RVCT supports the original ETSI family of basic operations described
in the ETSI G.729 recommendation Coding of speech at
8 kbit/s using conjugate-structure algebraic-code-excited linear
prediction (CS-ACELP), including:
16-bit and 32-bit saturated arithmetic
operations, such as add and sub.
For example, add(v1, v2) adds two 16-bit numbers v1 and v2 together,
with overflow control and saturation, returning a 16-bit result.
16-bit and 32-bit multiplication operations, such
as mult and L_mult. For
example, mult(v1, v2) multiplies two 16-bit
numbers v1 and v2 together, returning
a scaled 16-bit result.
16-bit arithmetic shift operations, such as shl and shr.

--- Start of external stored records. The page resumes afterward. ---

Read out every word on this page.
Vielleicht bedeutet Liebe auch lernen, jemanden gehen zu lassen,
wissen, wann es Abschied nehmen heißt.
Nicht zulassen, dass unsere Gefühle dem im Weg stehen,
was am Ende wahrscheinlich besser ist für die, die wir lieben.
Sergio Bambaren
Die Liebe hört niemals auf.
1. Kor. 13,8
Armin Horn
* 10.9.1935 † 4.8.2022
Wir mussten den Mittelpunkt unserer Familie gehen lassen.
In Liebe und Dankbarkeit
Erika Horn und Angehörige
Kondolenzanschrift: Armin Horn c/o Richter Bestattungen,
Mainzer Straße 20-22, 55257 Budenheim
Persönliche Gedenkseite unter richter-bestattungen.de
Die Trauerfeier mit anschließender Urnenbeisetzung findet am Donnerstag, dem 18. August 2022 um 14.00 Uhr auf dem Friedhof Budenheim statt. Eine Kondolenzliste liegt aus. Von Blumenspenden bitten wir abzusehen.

For example, the saturating left shift operation shl(v1,
v2) arithmetically shifts the 16-bit input v1 left v2 positions.
A negative shift count shifts v1 right v2 positions.

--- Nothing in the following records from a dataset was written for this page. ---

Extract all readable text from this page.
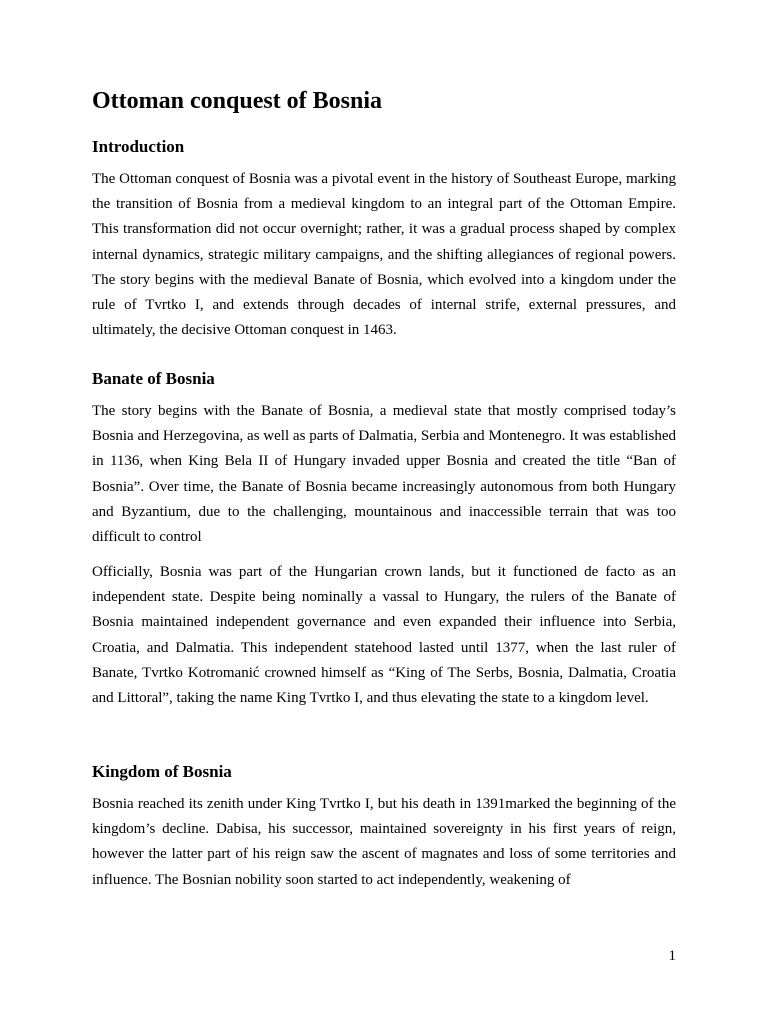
Ottoman conquest of Bosnia
Introduction

The Ottoman conquest of Bosnia was a pivotal event in the history of Southeast Europe, marking the transition of Bosnia from a medieval kingdom to an integral part of the Ottoman Empire. This transformation did not occur overnight; rather, it was a gradual process shaped by complex internal dynamics, strategic military campaigns, and the shifting allegiances of regional powers. The story begins with the medieval Banate of Bosnia, which evolved into a kingdom under the rule of Tvrtko I, and extends through decades of internal strife, external pressures, and ultimately, the decisive Ottoman conquest in 1463.

Banate of Bosnia

The story begins with the Banate of Bosnia, a medieval state that mostly comprised today’s Bosnia and Herzegovina, as well as parts of Dalmatia, Serbia and Montenegro. It was established in 1136, when King Bela II of Hungary invaded upper Bosnia and created the title “Ban of Bosnia”. Over time, the Banate of Bosnia became increasingly autonomous from both Hungary and Byzantium, due to the challenging, mountainous and inaccessible terrain that was too difficult to control

Officially, Bosnia was part of the Hungarian crown lands, but it functioned de facto as an independent state. Despite being nominally a vassal to Hungary, the rulers of the Banate of Bosnia maintained independent governance and even expanded their influence into Serbia, Croatia, and Dalmatia. This independent statehood lasted until 1377, when the last ruler of Banate, Tvrtko Kotromanić crowned himself as “King of The Serbs, Bosnia, Dalmatia, Croatia and Littoral”, taking the name King Tvrtko I, and thus elevating the state to a kingdom level.

Kingdom of Bosnia

Bosnia reached its zenith under King Tvrtko I, but his death in 1391marked the beginning of the kingdom’s decline. Dabisa, his successor, maintained sovereignty in his first years of reign, however the latter part of his reign saw the ascent of magnates and loss of some territories and influence. The Bosnian nobility soon started to act independently, weakening of

1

16-bit data conversion operations, such as extract_l, extract_h,
and round. For example, round(L_v1) rounds
the lower 16 bits of the 32-bit input L_v1 into
the most significant 16 bits with saturation.
Beware that both the dspfns.h header
file and the ISO C99 header file math.h both define
(different versions of) the function round().
Take care to avoid this potential conflict.
See the header file dspfns.h for a complete
list of the ETSI basic operations supported in RVCT.
For more information see:
ETSI Recommendation G.191: Software tools for speech and audio coding standardization
ITU-T Software Tool Library 2005 User's manual, included as part of ETSI Recommendation G.191
ETSI Recommendation G723.1: Dual rate speech coder for multimedia communications transmitting at 5.3 and 6.3 kbit/s
ETSI Recommendation G.729: Coding of speech at 8 kbit/s using conjugate-structure algebraic-code-excited linear prediction (CS-ACELP).
These documents are available from ITU-T, the telecommunications
bureau of the ITU, at http://www.itu.int.
The implementation of the ETSI basic operations in dspfns.h exposes
the status flags Overflow and Carry.
These flags are available as global variables for use in your own
C or C++ programs. For example:
#include <dspfns.h> /* include ETSI intrinsics */
#include <stdio.h>
...
const int BUFLEN=255;
int a[BUFLEN], b[BUFLEN], c[BUFLEN];
...
Overflow = 0; /* clear overflow flag */
for (i = 0; i < BUFLEN; ++i) {
c[i] = L_add(a[i], b[i]); /* saturated add of a[i] and b[i] */
}
if (Overflow)
{
fprintf(stderr, "Overflow on saturated addition\n");
}
Generally, saturating functions have a sticky effect on overflow.
That is, the overflow flag remains set until it is explicitly cleared.